In other words, Boyhood is a cinematic version of Reviving Ophelia—that bestselling 2005 tract that claims that Western society dooms girls to failure as soon as they enter their teens.           

Here’s what Marcus and Skomorowsky write:

For the first half of the film, as Mason dreams, Samantha competes with him. She dominates, teases and outperforms her younger brother (in reality, the actors playing the brother and sister were born only months apart). When Samantha first appears, she whizzes by Mason on her bike, calling him home for dinner. She taunts him by singing a Britney Spears song, speaking pig Latin and reminding him that he flunked first grade. …

But in the film’s last hour, Samantha starts to fade. Her speech and voice start to disintegrate audibly: She speaks less, signals uncertainty with the constant use of the filler phrase “I mean” and punctuates many of her statements with a nervous laugh. At Mason’s high school graduation party, she makes a toast only after being prompted to do so.

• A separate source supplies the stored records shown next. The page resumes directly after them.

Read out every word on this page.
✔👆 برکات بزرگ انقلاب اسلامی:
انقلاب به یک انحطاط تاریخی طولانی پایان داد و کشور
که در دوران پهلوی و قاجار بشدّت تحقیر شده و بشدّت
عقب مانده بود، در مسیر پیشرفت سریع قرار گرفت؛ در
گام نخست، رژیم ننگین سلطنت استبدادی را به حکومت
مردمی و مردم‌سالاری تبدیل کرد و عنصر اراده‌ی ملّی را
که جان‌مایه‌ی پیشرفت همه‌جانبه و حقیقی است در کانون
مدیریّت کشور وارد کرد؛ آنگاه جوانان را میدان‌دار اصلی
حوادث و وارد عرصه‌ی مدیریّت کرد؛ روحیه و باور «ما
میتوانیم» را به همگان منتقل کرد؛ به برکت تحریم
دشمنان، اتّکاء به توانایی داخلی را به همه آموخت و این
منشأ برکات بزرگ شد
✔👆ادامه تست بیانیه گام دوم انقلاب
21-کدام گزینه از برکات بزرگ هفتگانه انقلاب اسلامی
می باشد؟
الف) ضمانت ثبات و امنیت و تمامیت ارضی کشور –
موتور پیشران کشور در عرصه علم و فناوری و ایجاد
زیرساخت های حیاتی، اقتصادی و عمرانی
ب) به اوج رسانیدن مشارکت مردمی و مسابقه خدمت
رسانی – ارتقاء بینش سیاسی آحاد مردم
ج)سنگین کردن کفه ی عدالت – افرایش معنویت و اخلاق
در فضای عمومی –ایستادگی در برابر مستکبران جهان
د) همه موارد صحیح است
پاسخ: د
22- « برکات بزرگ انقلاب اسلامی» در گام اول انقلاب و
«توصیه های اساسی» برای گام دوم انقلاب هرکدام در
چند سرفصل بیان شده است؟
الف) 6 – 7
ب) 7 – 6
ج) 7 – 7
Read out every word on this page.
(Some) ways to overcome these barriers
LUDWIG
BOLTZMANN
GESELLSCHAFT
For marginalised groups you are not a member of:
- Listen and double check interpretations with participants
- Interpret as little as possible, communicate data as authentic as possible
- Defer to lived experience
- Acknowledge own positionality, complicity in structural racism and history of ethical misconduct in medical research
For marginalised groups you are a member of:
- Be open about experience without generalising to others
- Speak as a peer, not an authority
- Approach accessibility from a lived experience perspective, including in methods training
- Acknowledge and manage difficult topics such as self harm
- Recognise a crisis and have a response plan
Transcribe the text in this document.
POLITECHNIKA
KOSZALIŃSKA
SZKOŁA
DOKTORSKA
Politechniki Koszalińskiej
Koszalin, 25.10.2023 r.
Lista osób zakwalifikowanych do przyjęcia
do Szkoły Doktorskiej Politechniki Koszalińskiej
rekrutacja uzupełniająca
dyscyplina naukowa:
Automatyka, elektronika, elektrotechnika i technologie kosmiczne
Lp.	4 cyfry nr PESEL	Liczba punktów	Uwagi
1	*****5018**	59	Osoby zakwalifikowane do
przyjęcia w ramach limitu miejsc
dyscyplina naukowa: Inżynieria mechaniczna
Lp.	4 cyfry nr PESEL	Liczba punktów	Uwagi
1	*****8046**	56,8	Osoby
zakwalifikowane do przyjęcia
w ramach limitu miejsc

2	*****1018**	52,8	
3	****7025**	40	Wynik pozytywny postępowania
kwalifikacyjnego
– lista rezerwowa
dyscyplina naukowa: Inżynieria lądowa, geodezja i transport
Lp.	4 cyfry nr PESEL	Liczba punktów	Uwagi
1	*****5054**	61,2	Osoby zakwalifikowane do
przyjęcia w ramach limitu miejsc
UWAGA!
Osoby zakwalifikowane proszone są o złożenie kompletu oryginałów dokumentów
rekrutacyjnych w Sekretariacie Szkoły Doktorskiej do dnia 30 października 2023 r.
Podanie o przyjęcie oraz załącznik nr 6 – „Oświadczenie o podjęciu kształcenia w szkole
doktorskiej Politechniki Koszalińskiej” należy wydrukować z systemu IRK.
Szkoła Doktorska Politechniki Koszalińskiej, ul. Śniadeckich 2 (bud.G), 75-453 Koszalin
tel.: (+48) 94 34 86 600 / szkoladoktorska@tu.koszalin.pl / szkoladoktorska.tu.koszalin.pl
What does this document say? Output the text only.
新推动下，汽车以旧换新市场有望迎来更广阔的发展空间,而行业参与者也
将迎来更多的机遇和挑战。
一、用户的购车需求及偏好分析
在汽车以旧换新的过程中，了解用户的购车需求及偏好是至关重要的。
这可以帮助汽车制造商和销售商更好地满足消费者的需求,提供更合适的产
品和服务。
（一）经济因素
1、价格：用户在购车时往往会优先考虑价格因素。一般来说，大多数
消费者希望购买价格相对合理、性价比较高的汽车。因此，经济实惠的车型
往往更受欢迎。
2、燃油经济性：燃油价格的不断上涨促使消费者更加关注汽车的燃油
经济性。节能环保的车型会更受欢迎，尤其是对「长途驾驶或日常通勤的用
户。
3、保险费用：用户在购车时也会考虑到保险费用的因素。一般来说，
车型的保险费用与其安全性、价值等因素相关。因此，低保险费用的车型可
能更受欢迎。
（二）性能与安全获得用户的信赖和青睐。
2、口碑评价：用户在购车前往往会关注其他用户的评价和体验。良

By contrast, as Mason gets older, he speaks in a loud, deep voice and expresses himself in well-formed sentences, unhampered by nervous tics and distracting phrases. The teenage Mason is full of ideas and grows in confidence with every passing year.

Who is to blame for this? Why, the adults around them who encourage this behavior!

Pivotal scenes in which adults confront each of them offer a key. In one, Mason’s photography teacher accuses him of laziness and gutlessness. “Who do you want to be, Mason? What do you want to do?” When Mason responds vaguely that he wants to make art, his teacher demands, “What can you bring to it that nobody else can?”

In an earlier scene, the mother confronts Samantha with a similar existential question after she has failed to pick Mason up after school: “Do you want to be a cooperative person, who is compassionate and helps people out? Or do you want to be a self-centered narcissist?”

Mason’s teacher pressures him to think about how he can express his individuality; Samantha’s mother offers a false choice: either help others or be an unlikable person. The boy is asked to take himself way too seriously, while the girl is chastised for a single instance of having put herself first.

Well, maybe. Conservative blogger and film critic Steve Sailer offers an alternative explanation:

Linklater cast his daughter as the boy’s older sister. Not surprisingly, at a very young age, Miss Linklater is already quite an entertainer. Initially, she distractingly overshadows the handsome little boy cast as the title character. As the years go by, however, the boy matures as an actor and can carry more of Linklater’s autobiographical movie.

After all, the movie is supposed to be about Mason, not Samantha. That’s why it’s called Boyhood.

It would be nice if every single movie didn’t have to be about sexism and nothing but sexism. But that’s what you get when feminists go to the movies.